You will never have a theoretically perfect solution to this problem, but guess what: turns out you don't have to. Even single-reviewer systems like linux repositories have proven to be vastly more secure than this crap.
This problem is absolutely solvable and eventually it will be. I just hope they solve it the right way.
>Are you honestly telling me that a package that was reviewed and signed off by three reputable developers is practically susceptible to "Scientific fraud"?
Yes? Especially if it's pulling in dependencies written by a bunch of other people because then it doesn't require malicious action by those three reputable devs, but merely negligence on their part in how those dependencies (and any updates etc. to them) are managed.

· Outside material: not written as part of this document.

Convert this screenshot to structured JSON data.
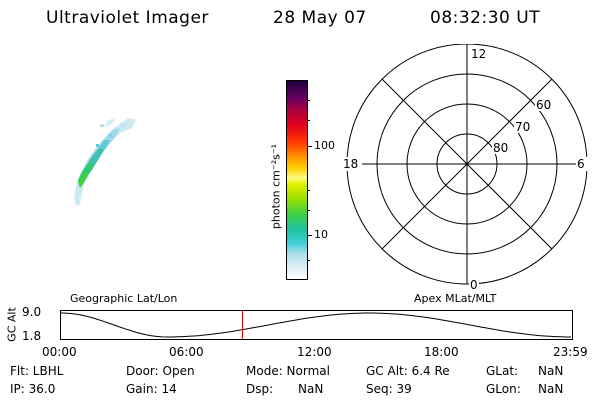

Of course negligence causes the system to fail. That's why people rely on REPUTABLE developers; that is, those who have a long history of doing good, thorough reviews. In practice, even single-reviewer systems have proven to be enough to keep entire package ecosystems secure (linux package maintainers).
I encourage you to do more research on this topic.
You will never have a theoretically perfect solution to this problem, but guess what: turns out you don't have to. Even single-reviewer systems like linux repositories have proven to be vastly more secure than this crap.
This problem is absolutely solvable and eventually it will be. I just hope they solve it the right way.